Seit zwei Monaten gibt es das 9-Euro-Ticket. Die Nachfrage ist nach wie vor enorm. Doch Ende August läuft das deutschlandweite Angebot für den Nah- und Regionalverkehr aus. Für die Zeit danach wollen sich die Grünen für ein weiterhin bundesweit gültiges Ticket einsetzen, sagt der verkehrspolitische Sprecher der Grünen-Bundestagsfraktion, Stefan Gelbhaar.

Die Grünen fordern eine Anschlusslösung, wenn das 9-Euro-Ticket Ende August ausläuft. Stefan Gelbhaar sagt, viele Leute nähmen das Ticket an. Man würde einen "Drive" verschenken, wenn die Aktion im September ende. Deshalb brauche es eine Nachfolge-Lösung.

Widerstand beim Koalitionspartner FDP

 

Gelbhaar fordert Verkehrsminister Volker Wissing (FDP) auf, sich mit Ländern und Kommunen an einen Tisch zu setzen und eine entsprechende Lösung zu finden. Außerdem müsse dieser Druck auf Finanzminister Christian Lindner (FDP) machen, damit es eine Nachfolgeregelung geben könne. Lindner hatte zuletzt am Wochenende eine Verlängerung des 9-Euro-Tickets abgelehnt, weil es nicht finanzierbar sei.
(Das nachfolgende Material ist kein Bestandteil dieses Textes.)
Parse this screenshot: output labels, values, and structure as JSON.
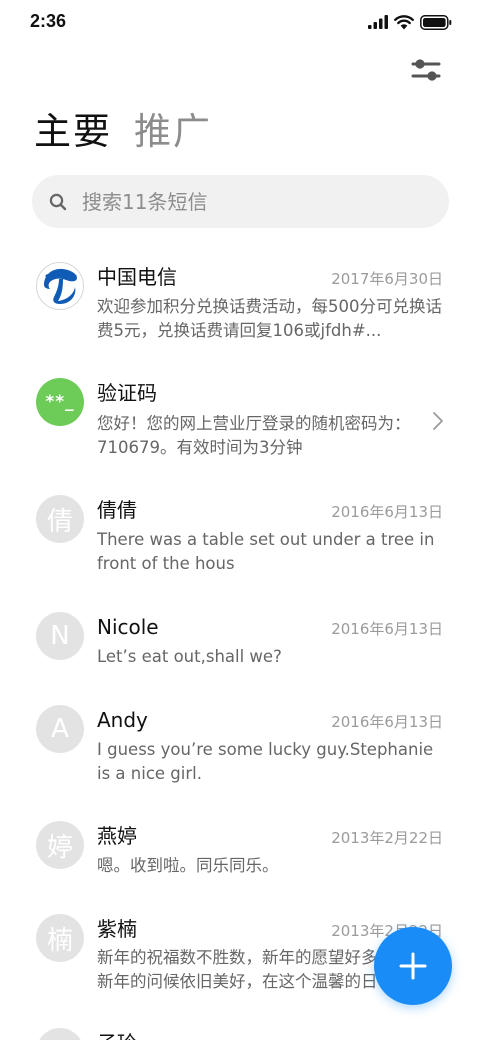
{
  "status_bar": {
    "time": "2:36",
    "icons": [
      "signal-icon",
      "wifi-icon",
      "battery-icon"
    ]
  },
  "toolbar": {
    "filter_icon": "filter-sliders-icon"
  },
  "tabs": [
    {
      "label": "主要",
      "active": true
    },
    {
      "label": "推广",
      "active": false
    }
  ],
  "search": {
    "placeholder": "搜索11条短信",
    "icon": "search-icon"
  },
  "messages": [
    {
      "sender": "中国电信",
      "date": "2017年6月30日",
      "preview": "欢迎参加积分兑换话费活动，每500分可兑换话费5元，兑换话费请回复106或jfdh#...",
      "avatar": {
        "type": "logo",
        "icon": "china-telecom-logo"
      }
    },
    {
      "sender": "验证码",
      "date": "",
      "preview": "您好！您的网上营业厅登录的随机密码为：710679。有效时间为3分钟",
      "avatar": {
        "type": "text",
        "text": "**_",
        "color": "#6ccc57"
      },
      "chevron": true
    },
    {
      "sender": "倩倩",
      "date": "2016年6月13日",
      "preview": "There was a table set out under a tree in front of the hous",
      "avatar": {
        "type": "text",
        "text": "倩",
        "color": "#e3e3e3"
      }
    },
    {
      "sender": "Nicole",
      "date": "2016年6月13日",
      "preview": "Let’s eat out,shall we?",
      "avatar": {
        "type": "text",
        "text": "N",
        "color": "#e3e3e3"
      }
    },
    {
      "sender": "Andy",
      "date": "2016年6月13日",
      "preview": "I guess you’re some lucky guy.Stephanie is a nice girl.",
      "avatar": {
        "type": "text",
        "text": "A",
        "color": "#e3e3e3"
      }
    },
    {
      "sender": "燕婷",
      "date": "2013年2月22日",
      "preview": "嗯。收到啦。同乐同乐。",
      "avatar": {
        "type": "text",
        "text": "婷",
        "color": "#e3e3e3"
      }
    },
    {
      "sender": "紫楠",
      "date": "2013年2月22日",
      "preview": "新年的祝福数不胜数，新年的愿望好多好多，新年的问候依旧美好，在这个温馨的日子",
      "avatar": {
        "type": "text",
        "text": "楠",
        "color": "#e3e3e3"
      }
    },
    {
      "sender": "子玲",
      "date": "",
      "preview": "",
      "avatar": {
        "type": "text",
        "text": "",
        "color": "#e3e3e3"
      }
    }
  ],
  "fab": {
    "icon": "plus-icon",
    "color": "#1a8cf7"
  },
  "colors": {
    "accent": "#1a8cf7",
    "search_bg": "#f1f1f1",
    "date_text": "#9b9b9b",
    "preview_text": "#666666"
  }
}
Von den bisherigen Vorschlägen für einen Nachfolger des 9-Euro-Tickets zeigt sich Gelbhaar nicht besonders überzeugt. Ein 29-Euro-Ticket wäre für den Bundeshaushalt eine Herausforderung, sagt er. Ein 69-Euro-Ticket hält er nicht für attraktiv genug für die Fahrgäste. Einen eigenen Vorschlag nennt Gelbhaar nicht. "Wichtig ist, dass wir ein bundesweit gültiges Ticket uns erhalten." Die Grünen-Bundestagsfraktion habe eine Studie in Auftrag gegeben, die noch im August Erkenntnisse zur Finanzierung eines solchen Tickets liefern soll.